Homéostasie des cellules NK 1 Distribution des cellules NK

Les cellules NK sont des cellules de l’immunité innée très mobiles, réparties dans les tissus lymphoïdes et non-lymphoïdes de l’organisme. Ces cellules sont majoritairement produites dans la moelle osseuse. Suite à leur développement, elles rejoignent la périphérie via la circulation sanguine. Elles représentent, en effet, 3 à 10% des lymphocytes du sang, de la rate, du foie et des poumons, et sont présentes en fréquences plus faibles dans les ganglions lymphatiques et le thymus (à l’état basal) (Gregoire et al. 2007). Il est intéressant de noter un recrutement massif des cellules NK au niveau de l’utérus lors d’une grossesse (Moffett-King 2002). Les cellules NK sont aussi présentes mais en faible densité au niveau des interfaces muqueuses comme la lamina propria intestinale ou le derme (Cella et al. 2009; Luci et al. 2009). Au niveau des poumons, elles sont localisées près des petites et des moyennes bronches (Barnig et al. 2013).
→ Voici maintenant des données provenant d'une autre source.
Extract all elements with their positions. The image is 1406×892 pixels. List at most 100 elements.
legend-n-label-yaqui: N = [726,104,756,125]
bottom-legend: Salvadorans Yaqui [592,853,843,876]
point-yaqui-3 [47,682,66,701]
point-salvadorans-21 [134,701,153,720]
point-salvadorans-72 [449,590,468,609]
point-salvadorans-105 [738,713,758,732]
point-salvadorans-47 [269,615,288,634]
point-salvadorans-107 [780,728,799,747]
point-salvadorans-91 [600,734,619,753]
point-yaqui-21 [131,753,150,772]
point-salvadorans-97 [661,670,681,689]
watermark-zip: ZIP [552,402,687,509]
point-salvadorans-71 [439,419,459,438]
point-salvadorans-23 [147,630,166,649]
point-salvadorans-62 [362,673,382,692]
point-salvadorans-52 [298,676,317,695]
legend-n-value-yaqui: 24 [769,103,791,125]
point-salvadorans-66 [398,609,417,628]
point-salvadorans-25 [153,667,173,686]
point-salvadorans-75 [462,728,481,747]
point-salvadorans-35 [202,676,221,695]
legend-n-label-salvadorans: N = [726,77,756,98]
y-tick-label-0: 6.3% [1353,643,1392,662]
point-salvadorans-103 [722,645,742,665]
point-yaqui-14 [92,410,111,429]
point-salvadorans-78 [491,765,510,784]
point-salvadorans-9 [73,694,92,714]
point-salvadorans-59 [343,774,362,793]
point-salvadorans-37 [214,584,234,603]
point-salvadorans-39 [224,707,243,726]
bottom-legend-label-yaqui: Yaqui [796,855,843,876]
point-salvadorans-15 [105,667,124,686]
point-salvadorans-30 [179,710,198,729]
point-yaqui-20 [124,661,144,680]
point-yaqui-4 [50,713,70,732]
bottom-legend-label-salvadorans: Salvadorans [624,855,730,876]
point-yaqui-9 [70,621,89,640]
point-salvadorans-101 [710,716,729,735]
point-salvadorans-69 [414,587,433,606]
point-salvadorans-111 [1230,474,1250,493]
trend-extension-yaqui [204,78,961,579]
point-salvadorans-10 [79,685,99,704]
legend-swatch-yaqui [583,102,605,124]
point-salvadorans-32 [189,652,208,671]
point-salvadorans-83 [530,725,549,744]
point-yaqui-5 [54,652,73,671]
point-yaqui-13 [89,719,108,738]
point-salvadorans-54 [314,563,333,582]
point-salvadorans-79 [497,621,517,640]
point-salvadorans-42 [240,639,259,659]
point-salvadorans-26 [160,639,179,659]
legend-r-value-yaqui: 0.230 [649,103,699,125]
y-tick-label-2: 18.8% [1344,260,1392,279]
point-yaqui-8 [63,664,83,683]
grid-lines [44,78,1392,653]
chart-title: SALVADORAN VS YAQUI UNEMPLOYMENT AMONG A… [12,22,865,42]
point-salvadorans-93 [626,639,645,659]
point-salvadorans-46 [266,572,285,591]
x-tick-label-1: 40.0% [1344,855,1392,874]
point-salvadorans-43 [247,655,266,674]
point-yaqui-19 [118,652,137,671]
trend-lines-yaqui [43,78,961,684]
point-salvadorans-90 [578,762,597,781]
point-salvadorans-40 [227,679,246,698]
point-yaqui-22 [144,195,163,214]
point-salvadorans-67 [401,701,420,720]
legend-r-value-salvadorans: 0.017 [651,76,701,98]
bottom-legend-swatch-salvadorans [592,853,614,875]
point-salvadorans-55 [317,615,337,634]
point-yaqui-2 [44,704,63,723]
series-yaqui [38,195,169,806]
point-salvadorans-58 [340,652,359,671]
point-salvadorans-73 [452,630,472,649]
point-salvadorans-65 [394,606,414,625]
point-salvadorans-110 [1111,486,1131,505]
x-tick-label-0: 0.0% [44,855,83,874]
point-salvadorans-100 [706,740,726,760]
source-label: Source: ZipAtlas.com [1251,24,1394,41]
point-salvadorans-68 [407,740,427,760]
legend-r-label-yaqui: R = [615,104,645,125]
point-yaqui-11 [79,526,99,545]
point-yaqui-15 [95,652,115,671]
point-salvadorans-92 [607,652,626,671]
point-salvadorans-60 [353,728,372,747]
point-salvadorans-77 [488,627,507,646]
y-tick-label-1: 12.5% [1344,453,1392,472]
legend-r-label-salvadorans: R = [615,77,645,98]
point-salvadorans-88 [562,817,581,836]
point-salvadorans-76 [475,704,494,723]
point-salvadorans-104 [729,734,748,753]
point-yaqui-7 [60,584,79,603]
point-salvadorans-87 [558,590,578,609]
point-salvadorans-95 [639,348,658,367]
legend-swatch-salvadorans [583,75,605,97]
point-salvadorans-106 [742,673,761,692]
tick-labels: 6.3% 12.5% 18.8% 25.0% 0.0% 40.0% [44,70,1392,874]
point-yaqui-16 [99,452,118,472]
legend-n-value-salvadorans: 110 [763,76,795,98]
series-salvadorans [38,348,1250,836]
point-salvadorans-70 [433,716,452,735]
3.4.2. Circulation des cellules NK

Les cellules NK doivent sortir de la moelle osseuse pour rejoindre la circulation sanguine. Cette sortie s’opère par la migration vers un compartiment intermédiaire constitué par les sinusoïdes veineux de la moelle. En 2007, il a été montré que l’export des cellules NK de la moelle osseuse dépend du récepteur S1P5, qui fait partie d’une famille de cinq récepteurs

couplés aux protéines G, les récepteurs du sphingosine-1 phosphate (S1P) (Walzer et al. 2007b). Le S1P est un lipide présent à la fois au niveau intracellulaire et extracellulaire. Dans sa forme extracellulaire, il est véhiculé par l’albumine et les lipoprotéines dans le sang et la lymphe. L’action de différentes enzymes qui métabolisent ou catabolisent le S1P maintient un gradient de S1P avec une concentration forte dans le sang et une faible concentration dans les tissus, en particulier lymphoïdes (Schwab et al. 2007). L’expression de S1P5 augmente de

façon graduelle chez les cellules NK lors de leur maturation pour atteindre un maximum dans les cellules NK CD56dim chez l’homme (Walzer et al. 2007b). Dans les souris déficientes pour S1P5, les cellules NK matures s’accumulent dans la moelle osseuse et les ganglions et

diminuent dans le sang, la rate, le foie et les poumons. En 2001, une étude avait montré que S1P5 est nécessaire pour la sortie des cellules NK à la fois de la moelle osseuse et des

ganglions lymphatiques (Mayol et al. 2011).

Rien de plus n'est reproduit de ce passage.